Search giant Google reported fourth quarter profits of $3.38bn (£2.05bn), up 17% from a year earlier, buoyed by stronger advertising revenue.
"We ended 2013 with another great quarter of momentum and growth," said Google chief executive Larry Page in a statement.
The firm also announced a stock split will take place on 2 April.
The company reported a widening loss of $384m in its Motorola Mobility unit, compared to $152m in 2012.
Google announced the surprise sale of that business late on Wednesday to Chinese computer maker Lenovo for $2.91bn.
News of the deal caused Google shares to jump on Thursday, because the unit had long been seen as a drag on the firm's profits.
The stock split has been in discussion for three years, because shareholders were worried it would unfairly benefit co-founders Sergey Brin and Larry Page.
In the split, a new class of "C" shares will be created - but with no voting power - compared to the current class "A" shares.

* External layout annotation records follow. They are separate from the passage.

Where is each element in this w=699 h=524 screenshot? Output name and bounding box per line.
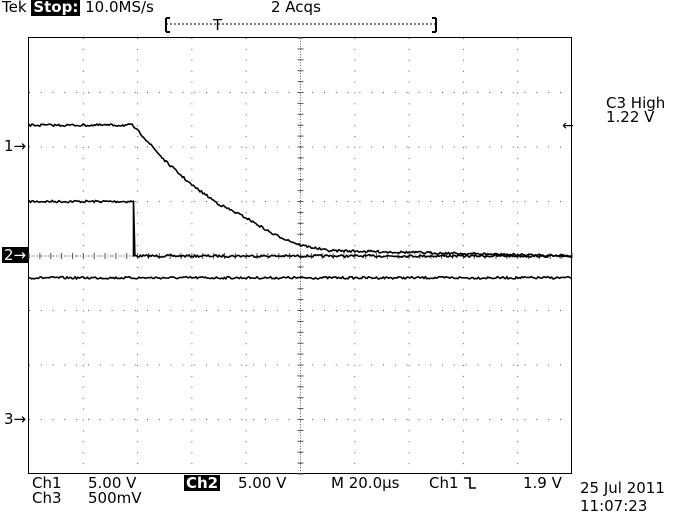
ch2-label: Ch2 [184, 474, 221, 492]
date-readout: 25 Jul 2011 [580, 479, 665, 497]
ch2-scale: 5.00 V [238, 474, 287, 492]
record-bracket [165, 17, 437, 33]
trigger-position-marker: T [213, 16, 223, 34]
time-readout: 11:07:23 [580, 497, 648, 515]
ch1-scale: 5.00 V [88, 474, 137, 492]
traces [28, 123, 573, 280]
measurement-title: C3 High [606, 94, 666, 112]
trace-ch3 [28, 123, 573, 258]
ch1-label: Ch1 [32, 474, 62, 492]
acquisition-count: 2 Acqs [271, 0, 321, 16]
ch2-ground-marker: 2→ [2, 246, 29, 264]
trigger-source: Ch1 [429, 474, 459, 492]
trigger-level-readout: 1.9 V [523, 474, 562, 492]
brand-label: Tek [2, 0, 27, 16]
trigger-level-arrow: ← [562, 118, 574, 134]
header-bar: Tek Stop: 10.0MS/s [2, 0, 154, 16]
ch3-scale: 500mV [88, 489, 142, 507]
sample-rate-label: 10.0MS/s [85, 0, 154, 16]
falling-edge-icon [464, 477, 476, 489]
timebase-readout: M 20.0µs [331, 474, 400, 492]
trace-ch2 [28, 275, 573, 280]
ch1-ground-marker: 1→ [4, 137, 27, 155]
measurement-value: 1.22 V [606, 108, 655, 126]
ch3-ground-marker: 3→ [4, 410, 27, 428]
ch2-ground-marker-text: 2→ [4, 246, 27, 264]
trace-ch1 [28, 199, 573, 258]
run-state-badge: Stop: [31, 0, 81, 16]
ch3-label: Ch3 [32, 489, 62, 507]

Shares in Google remained flat after the earnings were released, but are up more than 50% for the year.
Although Google remains the number one digital advertising seller, handily beating out rivals Facebook and Yahoo, the firm has struggled to raise its prices for mobile advertising.
Advertisers have so far been unwilling to pay more for mobile adverts compared to the traditional desktop offerings.

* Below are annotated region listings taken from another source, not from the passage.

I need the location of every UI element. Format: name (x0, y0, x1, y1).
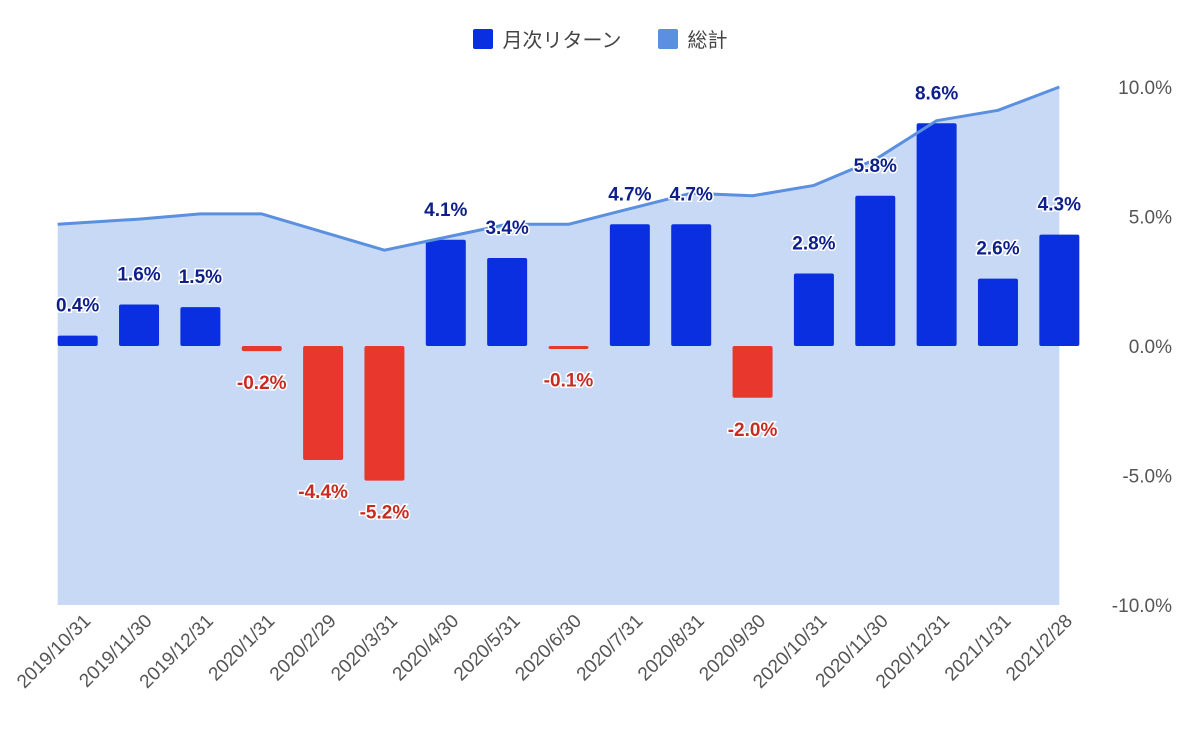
total-line (57, 85, 1060, 252)
legend-item-monthly[interactable]: 月次リターン (472, 24, 622, 53)
x-tick-label: 2020/6/30 (511, 611, 586, 686)
data-label-2020/8/31: 4.7% (670, 184, 713, 205)
legend-label-total: 総計 (687, 28, 728, 52)
legend-swatch-total (657, 28, 678, 49)
legend: 月次リターン 総計 (0, 24, 1200, 53)
y-tick-label: 0.0% (1129, 337, 1172, 358)
bar-2019/12/31 (180, 307, 221, 346)
legend-item-total[interactable]: 総計 (657, 24, 728, 53)
x-tick-label: 2020/3/31 (327, 611, 402, 686)
bar-2020/1/31 (241, 346, 282, 352)
legend-label-monthly: 月次リターン (502, 28, 622, 52)
legend-swatch-monthly (472, 28, 493, 49)
data-label-2021/1/31: 2.6% (976, 239, 1019, 260)
x-tick-label: 2020/5/31 (450, 611, 525, 686)
bar-2021/1/31 (977, 278, 1018, 346)
bar-2020/7/31 (609, 224, 650, 346)
data-label-2020/10/31: 2.8% (792, 233, 835, 254)
bar-2020/8/31 (671, 224, 712, 346)
data-label-2020/4/30: 4.1% (424, 200, 467, 221)
data-label-2020/6/30: -0.1% (544, 371, 594, 392)
data-label-2020/12/31: 8.6% (915, 83, 958, 104)
y-tick-label: 5.0% (1129, 208, 1172, 229)
x-tick-label: 2020/7/31 (573, 611, 648, 686)
bar-2020/4/30 (425, 239, 466, 346)
x-tick-label: 2020/8/31 (634, 611, 709, 686)
y-tick-label: -10.0% (1112, 596, 1172, 617)
bar-2020/2/29 (303, 346, 344, 460)
data-label-2019/11/30: 1.6% (117, 265, 160, 286)
x-tick-label: 2021/2/28 (1002, 611, 1077, 686)
data-label-2019/12/31: 1.5% (179, 267, 222, 288)
x-tick-label: 2020/2/29 (266, 611, 341, 686)
bar-2020/10/31 (793, 273, 834, 346)
x-tick-label: 2021/1/31 (941, 611, 1016, 686)
bar-2020/6/30 (548, 346, 589, 349)
data-label-2020/2/29: -4.4% (298, 482, 348, 503)
x-tick-label: 2020/4/30 (389, 611, 464, 686)
bar-2019/10/31 (57, 335, 98, 346)
y-tick-label: 10.0% (1118, 78, 1172, 99)
y-tick-label: -5.0% (1122, 467, 1172, 488)
bar-2021/2/28 (1039, 234, 1080, 346)
bar-2020/11/30 (855, 195, 896, 346)
bar-2020/3/31 (364, 346, 405, 481)
data-label-2020/11/30: 5.8% (854, 156, 897, 177)
data-label-2020/3/31: -5.2% (360, 503, 410, 524)
data-label-2020/1/31: -0.2% (237, 373, 287, 394)
bar-2020/9/30 (732, 346, 773, 398)
bar-2020/12/31 (916, 123, 957, 346)
bar-2019/11/30 (119, 304, 160, 346)
data-label-2020/9/30: -2.0% (728, 420, 778, 441)
x-tick-label: 2020/1/31 (205, 611, 280, 686)
data-label-2019/10/31: 0.4% (56, 296, 99, 317)
data-label-2020/5/31: 3.4% (485, 218, 528, 239)
data-label-2020/7/31: 4.7% (608, 184, 651, 205)
data-label-2021/2/28: 4.3% (1038, 195, 1081, 216)
bar-2020/5/31 (487, 257, 528, 346)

Overall, Google increased its number of paid clicks by 31%, but the company's average cost-per-click for the fourth quarter was down 11%.
That partially indicates that the firm is selling more mobile ads, but it is not being offset by a rise in mobile rates.
Unlike in prior quarters, Mr Page was not on hand to discuss earnings in a conference call with analysts. He has previously said it was not the best use of his time.
Mr Page has been suffering from a chronic vocal chord issue.